Set on the northeastern coast of China’s Hainan Island, Wenchang is home to a lush, undeveloped oceanfront zone the government has set out to cultivate as a destination. Though it features some residential projects, the area’s first resort is the sprawling 439-key Hilton Wenchang. Before there was a hotel, “it was very much uncharted territory,” explains Darrell Long, partner at Los Angeles-based HBA.
Singapore’s WOW Architects crafted the resort’s shell, which Long says is a series of buildings designed into the site rather than on top of it. The HBA team aimed to respect the architecture’s Southeast Asian style, marrying it to the interior design’s modernist approach. Inspired by the location and its cultural framework—specifically looking to its pre-development history as a fishing area replete with coconut groves—Long wanted to make sure “the daily activities of life that exist there influenced the narrative,” he says.

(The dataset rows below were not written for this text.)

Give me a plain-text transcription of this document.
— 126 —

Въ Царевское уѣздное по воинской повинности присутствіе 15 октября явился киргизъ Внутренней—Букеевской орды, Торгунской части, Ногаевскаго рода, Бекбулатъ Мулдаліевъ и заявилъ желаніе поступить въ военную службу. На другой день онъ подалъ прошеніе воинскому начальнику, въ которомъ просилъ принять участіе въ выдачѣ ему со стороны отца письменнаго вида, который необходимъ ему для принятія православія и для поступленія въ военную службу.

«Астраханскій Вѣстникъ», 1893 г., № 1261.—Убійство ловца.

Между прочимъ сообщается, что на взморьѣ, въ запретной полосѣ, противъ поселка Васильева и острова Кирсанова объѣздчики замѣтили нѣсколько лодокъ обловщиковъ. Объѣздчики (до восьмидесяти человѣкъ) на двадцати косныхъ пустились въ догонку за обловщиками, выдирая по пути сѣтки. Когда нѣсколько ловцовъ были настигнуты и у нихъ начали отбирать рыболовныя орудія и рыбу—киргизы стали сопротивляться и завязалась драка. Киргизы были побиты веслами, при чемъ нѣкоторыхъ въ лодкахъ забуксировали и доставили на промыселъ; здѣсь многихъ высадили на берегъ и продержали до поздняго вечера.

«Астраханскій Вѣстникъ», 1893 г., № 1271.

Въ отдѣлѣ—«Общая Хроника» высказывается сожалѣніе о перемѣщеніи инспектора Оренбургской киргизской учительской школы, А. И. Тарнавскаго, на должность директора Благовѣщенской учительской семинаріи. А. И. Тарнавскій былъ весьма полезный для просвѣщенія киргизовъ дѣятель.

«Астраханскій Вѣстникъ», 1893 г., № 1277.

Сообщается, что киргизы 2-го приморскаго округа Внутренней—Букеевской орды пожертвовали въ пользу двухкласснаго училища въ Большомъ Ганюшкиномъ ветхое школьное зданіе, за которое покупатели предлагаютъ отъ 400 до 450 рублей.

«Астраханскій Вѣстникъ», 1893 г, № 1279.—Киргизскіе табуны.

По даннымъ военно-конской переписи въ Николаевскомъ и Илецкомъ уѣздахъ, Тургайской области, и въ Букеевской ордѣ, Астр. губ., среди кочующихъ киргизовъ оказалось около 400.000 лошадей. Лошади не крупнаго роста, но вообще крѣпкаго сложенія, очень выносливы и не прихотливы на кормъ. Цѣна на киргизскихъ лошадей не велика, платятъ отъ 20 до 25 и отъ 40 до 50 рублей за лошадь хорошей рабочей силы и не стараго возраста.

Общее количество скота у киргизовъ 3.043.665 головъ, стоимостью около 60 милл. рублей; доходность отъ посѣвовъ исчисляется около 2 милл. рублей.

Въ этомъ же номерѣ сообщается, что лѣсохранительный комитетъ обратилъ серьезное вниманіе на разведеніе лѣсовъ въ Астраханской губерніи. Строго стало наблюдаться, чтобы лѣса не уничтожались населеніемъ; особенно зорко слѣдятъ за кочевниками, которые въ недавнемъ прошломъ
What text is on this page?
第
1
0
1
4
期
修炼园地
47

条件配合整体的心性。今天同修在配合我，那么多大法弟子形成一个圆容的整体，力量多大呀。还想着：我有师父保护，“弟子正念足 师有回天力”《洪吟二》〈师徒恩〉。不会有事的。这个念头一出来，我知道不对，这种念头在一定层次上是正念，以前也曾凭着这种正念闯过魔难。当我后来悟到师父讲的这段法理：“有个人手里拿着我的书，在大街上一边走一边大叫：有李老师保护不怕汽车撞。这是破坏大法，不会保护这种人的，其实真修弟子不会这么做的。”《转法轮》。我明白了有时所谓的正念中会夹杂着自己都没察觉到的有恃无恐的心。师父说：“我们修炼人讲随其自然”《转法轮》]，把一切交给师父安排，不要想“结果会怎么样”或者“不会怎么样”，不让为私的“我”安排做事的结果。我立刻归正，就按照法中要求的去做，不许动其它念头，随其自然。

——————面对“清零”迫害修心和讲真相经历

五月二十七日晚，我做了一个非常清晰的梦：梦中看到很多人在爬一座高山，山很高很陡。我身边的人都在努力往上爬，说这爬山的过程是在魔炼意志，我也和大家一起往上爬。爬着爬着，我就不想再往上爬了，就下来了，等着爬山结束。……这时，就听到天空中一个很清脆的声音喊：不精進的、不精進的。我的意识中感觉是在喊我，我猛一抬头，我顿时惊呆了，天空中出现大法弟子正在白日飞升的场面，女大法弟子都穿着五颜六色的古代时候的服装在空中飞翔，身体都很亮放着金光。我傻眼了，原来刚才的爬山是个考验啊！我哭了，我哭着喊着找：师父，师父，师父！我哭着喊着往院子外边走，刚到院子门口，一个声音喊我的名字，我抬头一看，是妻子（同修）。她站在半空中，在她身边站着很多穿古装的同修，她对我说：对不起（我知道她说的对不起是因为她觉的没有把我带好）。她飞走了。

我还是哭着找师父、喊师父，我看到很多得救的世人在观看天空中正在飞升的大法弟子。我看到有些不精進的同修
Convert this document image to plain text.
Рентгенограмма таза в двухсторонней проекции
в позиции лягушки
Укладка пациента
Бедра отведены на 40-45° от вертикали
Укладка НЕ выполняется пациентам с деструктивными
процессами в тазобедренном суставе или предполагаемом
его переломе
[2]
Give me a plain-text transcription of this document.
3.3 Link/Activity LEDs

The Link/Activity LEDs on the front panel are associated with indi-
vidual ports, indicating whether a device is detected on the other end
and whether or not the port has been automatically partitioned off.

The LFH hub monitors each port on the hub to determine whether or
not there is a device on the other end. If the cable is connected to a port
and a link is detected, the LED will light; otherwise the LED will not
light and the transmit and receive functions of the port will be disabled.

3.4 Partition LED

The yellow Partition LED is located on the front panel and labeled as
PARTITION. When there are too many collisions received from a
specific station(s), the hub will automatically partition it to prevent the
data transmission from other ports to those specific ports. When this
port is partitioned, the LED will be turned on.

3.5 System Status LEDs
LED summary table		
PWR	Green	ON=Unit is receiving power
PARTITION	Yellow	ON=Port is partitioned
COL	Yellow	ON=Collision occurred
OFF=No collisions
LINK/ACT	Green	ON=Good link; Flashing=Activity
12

In the lobby, the main goal was to preserve the ocean views. A roof soaring three stories tall at its highest point creates a sense of progression from the entrance to the back of the lobby, while all mechanical elements are hidden in columns that appear structural but are actually decorative. Instead of a bright, tropical space, and because of its vastness, the team opted for a romantic, even sexy, mood—not a common word to describe Chinese hotels, Long points out. “We wanted you to feel like you were inches away from the exterior, both in temperature and visually,” he says.
A massive central metal and glass chandelier alludes to “the way things swim or look under the water,” Long explains, while different types of marble make up the flooring, nodding to the location and typical notions of Chinese luxury. Dark wood furniture, by contrast, is “humble,” Long says, with splashes of blue, yellow, and coral appearing only sparingly in the many seating areas.
A screen motif pervades. Behind the reception desk, for example, one featuring an abstracted geometric Chinese pattern fronts a floor-to-ceiling panel depicting bougainvillea (the island’s flower) and three layers of extruded stone, all illuminated. The screens appear again in guestrooms (as does the floral pattern in some headboards), which have a purposefully neutral palette, intended to encourage guests to get outside and experience their surroundings. In response to the humid climate, rooms feature hardstone flooring covered with area rugs and wood on the walls to resist mold. Meanwhile, bathrooms—divided via sliding wooden doors—feature dark-colored marble vanities and light walls, reminiscent of a coconut’s textures.
Italian eatery Bocca, with its wood-burning oven and exhibition kitchen, departs from the Asian aesthetic. “We looked at motifs and furnishings, ideas and lines, of vintage Italian design—from sports cars to fashion,” Long says, manifested in stitching and leather strapping on furniture and a rolling ceiling pattern (calling to mind a car spoiler or the ocean) that casts an interesting light pattern on the floor. And in Chinese seafood restaurant Haitian, the region’s traditional architecture is made sexier and modern thanks to translucent orange acrylic resin lighting fixtures resembling local aquatic life.
Overall, it’s a “Hilton that has a contemporary feel under modernist principles,” Long says.